A committee studying the Tampa Bay Rays' stadium options seemed unanimous Thursday that the team needs a new stadium and that it should be outside downtown St. Petersburg.
Now comes the tough work of selling that idea to the public.
The ABC Coalition, a committee of business leaders created by St. Petersburg, met Thursday in Clearwater to cement members' ideas on the stadium issue. The coalition has been meeting for nearly a year to debate whether to renovate Tropicana Field, build a new stadium in downtown St. Petersburg or elsewhere, how to build fan and corporate support and other issues.
The coalition will use its conclusions to make recommendations to St. Petersburg, which has a stadium agreement with the Rays through 2027. The coalition appeared to be in sync on most issues.
Among its conclusions:
•A new stadium is required. Renovating Tropicana Field so that it is acceptable by modern standards would cost $200 million to $475 million.
•Downtown St. Petersburg probably is not the right location for a new stadium.
•Downtown St. Petersburg and the fairgrounds are at a significant disadvantage in demographics, it found. For example, both areas lag in average household income and in number of business employees and level of business revenue.

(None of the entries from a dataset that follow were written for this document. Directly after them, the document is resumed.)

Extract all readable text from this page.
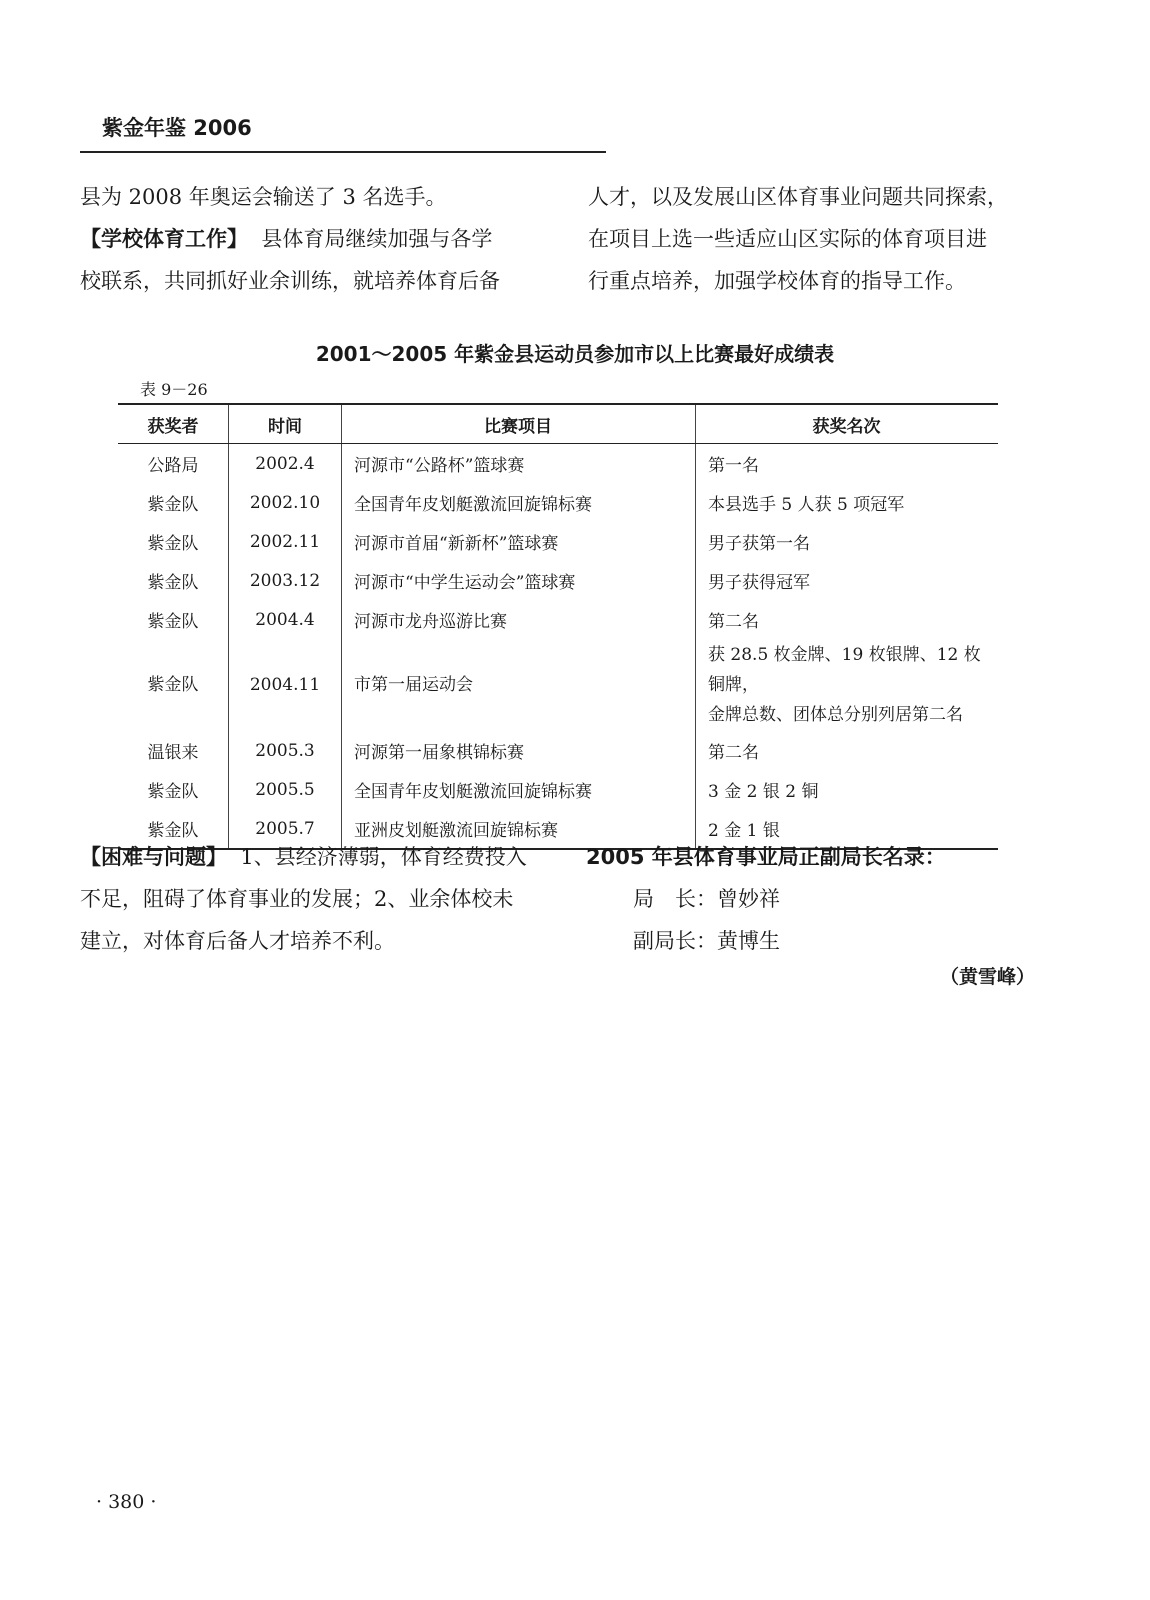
紫金年鉴 2006
县为 2008 年奥运会输送了 3 名选手。
【学校体育工作】 县体育局继续加强与各学
校联系，共同抓好业余训练，就培养体育后备
人才，以及发展山区体育事业问题共同探索，
在项目上选一些适应山区实际的体育项目进
行重点培养，加强学校体育的指导工作。
2001～2005 年紫金县运动员参加市以上比赛最好成绩表
表 9－26
获奖者	时间	比赛项目	获奖名次
公路局	2002.4	河源市“公路杯”篮球赛	第一名
紫金队	2002.10	全国青年皮划艇激流回旋锦标赛	本县选手 5 人获 5 项冠军
紫金队	2002.11	河源市首届“新新杯”篮球赛	男子获第一名
紫金队	2003.12	河源市“中学生运动会”篮球赛	男子获得冠军
紫金队	2004.4	河源市龙舟巡游比赛	第二名
紫金队	2004.11	市第一届运动会	获 28.5 枚金牌、19 枚银牌、12 枚铜牌，
金牌总数、团体总分别列居第二名

温银来	2005.3	河源第一届象棋锦标赛	第二名
紫金队	2005.5	全国青年皮划艇激流回旋锦标赛	3 金 2 银 2 铜
紫金队	2005.7	亚洲皮划艇激流回旋锦标赛	2 金 1 银
【困难与问题】 1、县经济薄弱，体育经费投入
不足，阻碍了体育事业的发展；2、业余体校未
建立，对体育后备人才培养不利。
2005 年县体育事业局正副局长名录：
局　长：曾妙祥
副局长：黄博生
（黄雪峰）
· 380 ·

•Any new stadium project likely would involve a significant cost to the public. Recent history with stadiums suggests professional teams put up 20 percent to 30 percent of stadium costs, with the rest coming from public sources.
Taxpayers currently pay about $12 million a year on bonds issued to build Tropicana Field. Any future stadium would require annual payments "significantly higher" than $12 million, but the coalition fretted over putting a figure on it.